Have you always wanted to be a scientist since you were younger?

I have always wanted to be a linguist. I’m Hungarian, and Hungarian is a really weird language, it’s very different from Indo-European languages, and so when I started learning English in school, it was like, “Oh, this is really different.” I think that’s what started [my interest].

What questions are on your mind right now?

I’m looking at how really young babies start learning their native language. There’s this interesting disconnect between how helpless a human newborn looks and how sophisticated a baby really is, at least when it comes to listening to language. It looks like babies are very underdeveloped in many things, but language is something that they’re actually very good at. At the same time, language is a very complicated system. Babies figure it out before they know anything about the world—they will not know many things, but they figure language out. That’s really interesting.

What has it been like working in an interdisciplinary area?

I come from theoretical linguistics, not at all an experimental domain, and so I learned experimental psychology, developmental psychology, neuroscience as I went along. I think there are challenges, namely, often people don’t speak the same language. So, for example, when I say “grammar,” I mean something and they mean something completely different. The hardest thing isn’t to understanding each other once you know you speak different languages, but it’s to realize that when I say something and you say the same, we don’t mean the same thing. Once you’re aware of that, it becomes obvious that you need to solve this in a better way.

What surprised you about working in the experimental domain?

When I started working with babies, which was when I first started working with experiments in general, the first thing I learned was what are called “looking time” measures. Essentially, you present sounds to babies that you’re interested in, but each sound is accompanied by something the baby could look at, like a blinking light.
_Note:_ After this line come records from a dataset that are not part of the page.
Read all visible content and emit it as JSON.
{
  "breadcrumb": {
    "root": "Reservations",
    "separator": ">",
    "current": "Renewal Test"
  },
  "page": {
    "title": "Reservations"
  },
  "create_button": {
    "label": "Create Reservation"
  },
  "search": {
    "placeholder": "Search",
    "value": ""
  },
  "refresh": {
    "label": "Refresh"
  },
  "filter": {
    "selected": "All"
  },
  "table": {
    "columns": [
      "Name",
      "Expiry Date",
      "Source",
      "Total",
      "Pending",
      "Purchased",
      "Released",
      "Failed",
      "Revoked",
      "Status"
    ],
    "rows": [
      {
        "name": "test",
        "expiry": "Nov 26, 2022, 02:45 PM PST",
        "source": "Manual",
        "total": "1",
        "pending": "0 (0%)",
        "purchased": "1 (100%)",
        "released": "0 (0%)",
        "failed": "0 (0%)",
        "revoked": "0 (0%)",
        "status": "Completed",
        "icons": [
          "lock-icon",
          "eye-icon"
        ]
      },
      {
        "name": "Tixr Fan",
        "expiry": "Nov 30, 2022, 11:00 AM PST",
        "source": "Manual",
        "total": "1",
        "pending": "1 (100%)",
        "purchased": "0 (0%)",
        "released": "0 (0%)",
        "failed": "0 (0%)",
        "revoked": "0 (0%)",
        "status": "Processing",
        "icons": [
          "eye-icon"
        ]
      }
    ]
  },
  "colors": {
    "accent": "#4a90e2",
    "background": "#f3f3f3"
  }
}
You measure the time the baby spends looking at the light or the visual stimulus and then you infer that that time is the measure of their interest in the sound. When you first run experiments like this, you look at the you video recording of the babies [doing these measures], and you think, “I could never make any sense of this at all—if anybody says that this means anything, then they’re lying. It’s totally unscientific.”  Then you learn what you have to look for and it’s starts making a lot more sense, but in the beginning you think, “This is really curious, this doesn’t look like science.”

What’s the best piece of advice you’ve ever received?

It wasn’t an advice, I think it was encouragement. I had mentors who unquestionably trusted me and were giving me opportunities. In retrospect, now that I’m supervising students, you see how hard it is to do. You have to find the right kind of input and encouragement for everybody because saying that something is great may be really encouraging to one person, but to another, it looks like, “Oh, you’re not giving me feedback. She just needs to get rid of me.” It’s really challenging to understand what’s the best; you don’t want to push, but at the same time, you don’t want to look indifferent either. I think the best thing for me was to work with people who were a good match for me.